Смертельно уставший, он практически не чувствовал изнеможения – только голод и желание выжить владели его чувствами.
Однажды ночью Варяг проснулся, почувствовав на себе чей-то хищный взгляд. Замерев, он долго всматривался в чащу, пока не обнаружил взирающие прямо на него кошачьи золотистые глаза. Это была рысь. Привлеченная запахами пота и крови, исходившими от него, лесная кошка пристроилась на соседнем дереве, наблюдая за своей жертвой. Она не шевелилась. Варяг тоже не двигался, сидел настороженно, рассматривая ее. Чувства страха у него не было – оно притупилось усталостью и голодом, но тело, вне зависимости от его воли, приготовилось к бою – мышцы напряглись, глаза сузились, правая рука нащупала нож, лежащий в кармане. До «АКМ», прислоненного к стволу старой сосны, ему было не дотянуться. Не отрывая глаз от рыси, он медленно спустился на землю.
И тогда она прыгнула. Это был сильный зверь. За время их поединка Варягу довелось испытать, какой силой и ловкостью обладала эта небольшая с виду рыжая кошка с обаятельными кисточками на кончиках ушей. Он успел увернуться от ее первого прыжка, но в следующее мгновение рысь снова прыгнула, оттолкнувшись лапами от стоящего в стороне дерева, и нанесла удар сбоку, разодрав острыми когтями поясницу.

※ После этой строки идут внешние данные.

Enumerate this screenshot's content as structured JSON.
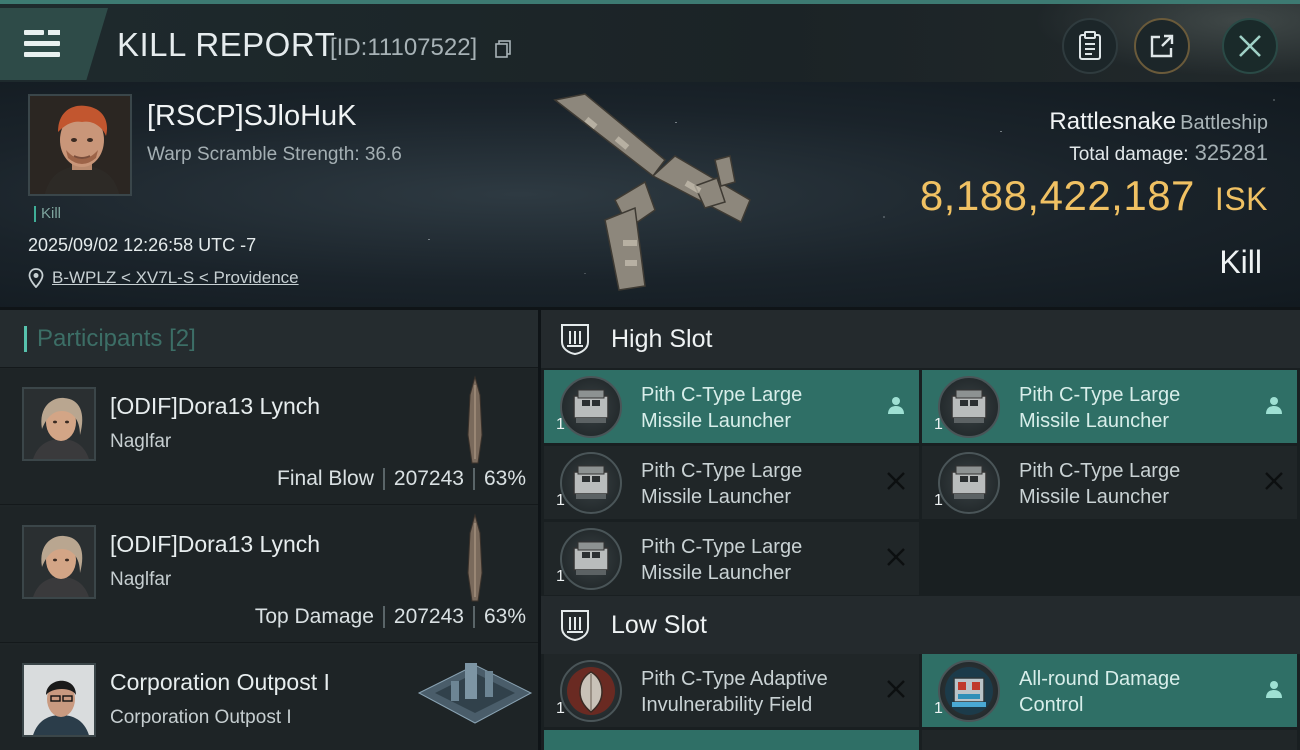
{
  "header": {
    "title": "KILL REPORT",
    "id_label": "[ID:11107522]"
  },
  "victim": {
    "name": "[RSCP]SJloHuK",
    "warp_scramble": "Warp Scramble Strength: 36.6",
    "kill_tag": "Kill",
    "timestamp": "2025/09/02 12:26:58 UTC -7",
    "location": "B-WPLZ < XV7L-S < Providence",
    "ship_name": "Rattlesnake",
    "ship_class": "Battleship",
    "total_damage_label": "Total damage:",
    "total_damage": "325281",
    "isk_value": "8,188,422,187",
    "isk_unit": "ISK",
    "result": "Kill"
  },
  "participants": {
    "title": "Participants",
    "count": "[2]",
    "rows": [
      {
        "name": "[ODIF]Dora13 Lynch",
        "ship": "Naglfar",
        "role": "Final Blow",
        "damage": "207243",
        "percent": "63%"
      },
      {
        "name": "[ODIF]Dora13 Lynch",
        "ship": "Naglfar",
        "role": "Top Damage",
        "damage": "207243",
        "percent": "63%"
      },
      {
        "name": "Corporation Outpost I",
        "ship": "Corporation Outpost I"
      }
    ]
  },
  "modules": {
    "high_slot_title": "High Slot",
    "low_slot_title": "Low Slot",
    "high": [
      {
        "name_line1": "Pith C-Type Large",
        "name_line2": "Missile Launcher",
        "qty": "1",
        "status": "dropped"
      },
      {
        "name_line1": "Pith C-Type Large",
        "name_line2": "Missile Launcher",
        "qty": "1",
        "status": "dropped"
      },
      {
        "name_line1": "Pith C-Type Large",
        "name_line2": "Missile Launcher",
        "qty": "1",
        "status": "destroyed"
      },
      {
        "name_line1": "Pith C-Type Large",
        "name_line2": "Missile Launcher",
        "qty": "1",
        "status": "destroyed"
      },
      {
        "name_line1": "Pith C-Type Large",
        "name_line2": "Missile Launcher",
        "qty": "1",
        "status": "destroyed"
      }
    ],
    "low": [
      {
        "name_line1": "Pith C-Type Adaptive",
        "name_line2": "Invulnerability Field",
        "qty": "1",
        "status": "destroyed"
      },
      {
        "name_line1": "All-round Damage",
        "name_line2": "Control",
        "qty": "1",
        "status": "dropped"
      }
    ]
  },
  "icons": {
    "menu": "hamburger-menu-icon",
    "copy": "copy-icon",
    "clipboard": "clipboard-icon",
    "share": "share-icon",
    "close": "close-icon",
    "location": "location-pin-icon",
    "dropped": "person-icon",
    "destroyed": "x-icon"
  },
  "colors": {
    "accent": "#57c2ad",
    "isk": "#f0c163",
    "dropped_bg": "#2f6f66"
  }
}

Варяг вскрикнул от боли, но успел ударить хищницу ножом прямо в пушистый пах. Рысь огласила лес полным боли криком, но не остановилась, а с невероятной скоростью запрыгнула Варягу на плечи, норовя впиться зубами в его горло. Одной рукой держа зверя за густую шерсть, другой Варяг снова нанес рыси удар ножом. Нож попал прямо в глаз. Узкое заточенное лезвие глубоко вошло в кошачью глазницу – зверь захрипел и, разжав когти, повалился на бок.
Прислонившись к дереву, Варяг почувствовал, что теряет последние силы. Бок и плечо были разодраны, и острая боль, казалось, ощущалась в каждой клетке израненного тела. Варяг прошел несколько десятков метров и, потеряв опору под ногами, покатился куда-то вниз.
Падая, он ударился головой о каменный выступ, сознание погасло. Варяг остался лежать на дне оврага, в полуметре от струящегося по его дну прозрачного ручья.
Глава 17
Его приговорили
Громко зашипел переговорник. Беспалый вжал кнопку приема.
– Беспалый на связи!
– Товарищ подполковник! – послышался в переговорнике тревожный голос майора Кротова. – Плохие новости!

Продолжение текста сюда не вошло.